Riprendiamo dalla STAMPA di oggi, 20/04/2018, a pag. 15, con il titolo "Il resort delle spie israeliane. Surf e sole per salvare gli etiopi", il commento di Giordano Stabile.
Giordano Stabile
Un meraviglioso «mondo a parte», un paradiso per le immersioni sulla costa sudanese del Mar Rosso, lontano centinaia di chilometri dalla prima città. Il Villaggio Arous, all’inizio degli Anni 80 era il primo resort di questo tipo nel Paese retto da una dittatura militare, ma ancora in gran parte incontaminato. Era stato completato da imprenditori italiani nel 1972, ma non era mai decollato, finché una compagnia svizzera lo aveva affittato e rilanciato. Solo che la «compagnia svizzera» era il Mossad. E i gestori del villaggio agenti sotto copertura, incaricati di una delle più difficili missioni di salvataggio di una comunità ebraica.
Ebrei in Etiopia
L’affitto del resort era il primo passo dell’Operazione Mosè, che nel giro di tre anni riuscirà a portare dall’Etiopia a Israele 18 mila ebrei etiopi. Fino alla fine degli Anni 70 erano vissuti sugli altipiani, così isolati da essere convinti di essere gli ultimi ebrei rimasti al mondo. Finché, nel 1977, uno di loro, Ferede Aklum, si unisce a una colonna di profughi in fuga dalla guerra civile. Aklum raggiunge un campo vicino al confine, in Sudan. È il primo contatto con il mondo esterno. Fra il 1977 e il 1980 oltre 14 mila ebrei etiopi arrivano nei campi profughi di Gedaref e Kassala, 1500 muoiono di stenti lungo la strada. La notizia delle condizioni difficili della comunità, che in Etiopia rischia di essere spazzata via dalla dittatura di Menghistu, convince il premier israeliano Menachem Begin ad agire. Gli uomini del Mossad nel resort sul Mar Rosso hanno l’ordine di raggiungere gli ebrei nei campi e farli uscire dal Sudan.
I 15 bungalow sono stati dotati di generatori per l’elettricità, una grande cucina, sala da pranzo con vista sul mare.
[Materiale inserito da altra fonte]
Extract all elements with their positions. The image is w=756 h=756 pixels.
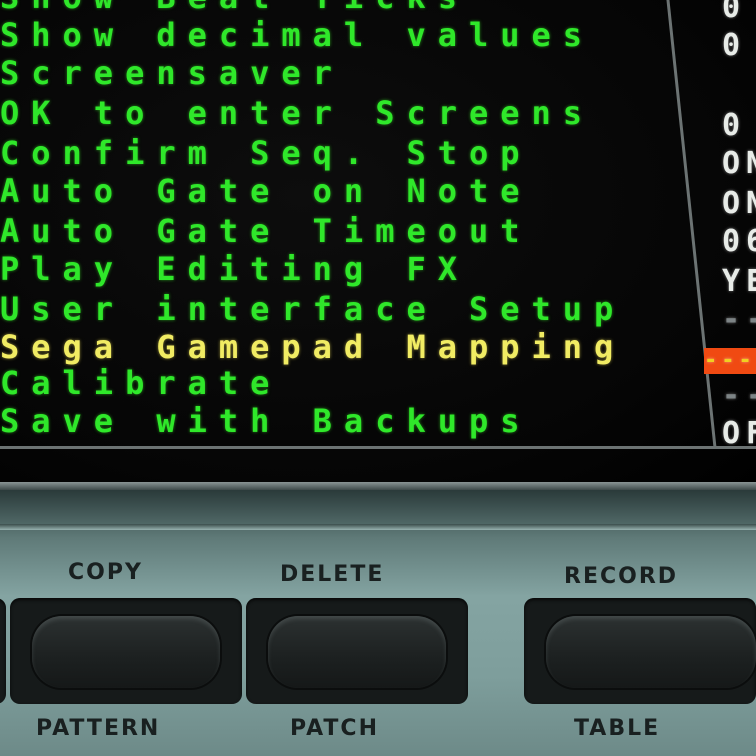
hardware-panel: COPY DELETE RECORD PATTERN PATCH TABLE — [0, 490, 756, 756]
menu-item-ok-to-enter-screens[interactable]: OK to enter Screens — [0, 94, 594, 132]
label-table: TABLE — [574, 716, 661, 741]
record-table-button[interactable] — [524, 598, 756, 704]
button-cap — [546, 616, 756, 688]
menu-item-auto-gate-on-note[interactable]: Auto Gate on Note — [0, 172, 532, 210]
screen-bottom-divider — [0, 446, 756, 449]
menu-item-calibrate[interactable]: Calibrate — [0, 364, 281, 402]
screen-bezel — [0, 482, 756, 490]
menu-item-show-beat-ticks[interactable]: Show Beat Ticks — [0, 0, 469, 16]
label-patch: PATCH — [290, 716, 379, 741]
label-delete: DELETE — [280, 562, 385, 587]
value-show-decimal-values: 0 — [722, 28, 747, 63]
menu-item-confirm-seq-stop[interactable]: Confirm Seq. Stop — [0, 134, 532, 172]
value-auto-gate-timeout: 06 — [722, 224, 756, 259]
menu-item-play-editing-fx[interactable]: Play Editing FX — [0, 250, 469, 288]
value-calibrate: --- — [722, 378, 756, 413]
menu-item-user-interface-setup[interactable]: User interface Setup — [0, 290, 625, 328]
menu-item-auto-gate-timeout[interactable]: Auto Gate Timeout — [0, 212, 532, 250]
panel-groove — [0, 524, 756, 530]
button-cap — [268, 616, 446, 688]
value-ok-to-enter-screens: 0 — [722, 108, 747, 143]
delete-patch-button[interactable] — [246, 598, 468, 704]
menu-item-save-with-backups[interactable]: Save with Backups — [0, 402, 532, 440]
menu-item-sega-gamepad-mapping[interactable]: Sega Gamepad Mapping — [0, 328, 625, 366]
value-sega-gamepad-mapping: --- — [704, 348, 756, 374]
value-play-editing-fx: YES — [722, 264, 756, 299]
value-user-interface-setup: --- — [722, 302, 756, 337]
button-cap — [32, 616, 220, 688]
copy-pattern-button[interactable] — [10, 598, 242, 704]
value-confirm-seq-stop: ON — [722, 146, 756, 181]
button-left-partial[interactable] — [0, 598, 6, 704]
settings-values: 0 0 0 ON ON 06 YES --- --- --- OFF — [698, 0, 756, 460]
label-record: RECORD — [564, 564, 679, 589]
value-auto-gate-on-note: ON — [722, 186, 756, 221]
menu-item-screensaver[interactable]: Screensaver — [0, 54, 344, 92]
menu-item-show-decimal-values[interactable]: Show decimal values — [0, 16, 594, 54]
label-copy: COPY — [68, 560, 143, 585]
value-show-beat-ticks: 0 — [722, 0, 747, 25]
label-pattern: PATTERN — [36, 716, 161, 741]
lcd-screen: Show Beat Ticks Show decimal values Scre… — [0, 0, 756, 490]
Una parte del personale è locale, mentre gli 007 hanno falsi passaporti svizzeri e si fingono manager, cuochi, istruttori di windsurf o immersioni. Uno di loro, Gad Shimron, intervistato dalla Bbc, racconta divertito di aver «introdotto il windsurf in Sudan» e aver dato lezioni agli ospiti del villaggio, del tutto ignari. La clientela comprendeva ufficiali dell’esercito egiziano, sudanesi, soldati inglesi, diplomatici europei a Khartoum.
Di notte gli agenti del Mossad però partono per missioni nel deserto, fino a un punto di incontro a dieci chilometri da Gedaref. «Dicevamo allo staff che andavamo a Khartoum o trovare delle amiche infermiere all’ospedale di Kassala», racconta ancora Gad. Al punto di incontro vengono raccolti i rifugiati e portati fino alla costa: «Non sapevano neanche che eravamo israeliani, raccontavamo che eravamo mercenari». Una volta sulla spiaggia vicino i profughi vengono caricati su gommoni Zodiac delle forze speciali israeliane e trasportatifino a una nave militare, la Bat Galim, e di lì in Israele. Finché la guardia costiera sudanese li scambia per contrabbandieri e spara su uno degli Zodiac. Bisogna trovare un’altra strada. Uno degli agenti scova una pista di atterraggio britannica della Seconda guerra mondiale. Nel maggio del 1982 il primo C-130 Hercules atterra in piena notte, carica 130 profughi e li porta in Israele.
Uno di loro, ricorda ancora Gad, gli ha descritto quello che provava: «Non hai idea che cosa significa per me salire su un aeroplano nel mezzo del deserto sudanese, in piena notte, senza aver mai visto prima un aereo: mi sentivo il profeta Giona che entra nella pancia della balena, e dopo tre ore ero nella terra di Zion». Nei mesi seguenti altri 17 voli sono completati senza incidenti. Le cose peggiorano però anche in Sudan. La carestia uccide migliaia di persone. Il generale Jaafar Nimeiri, su pressione americana, permette che altri 6800 ebrei sudanesi vengano trasferiti con voli di linea via Bruxelles, in segretezza per non essere accusato di complicità con lo Stato ebraico.
Ma il 6 aprile Nemeiri viene rovesciato da un golpe. La nuova giunta scopre la missione del Mossad. Il governo israeliano ordina il ritiro immediato. Gli agenti lasciano il resort a bordo di due fuoristrada e si dirigono verso la pista di atterraggio dei C-130. Riescono a farcela e tornano a casa sani e salvi. In tre anni hanno salvato 18 mila ebrei etiopi.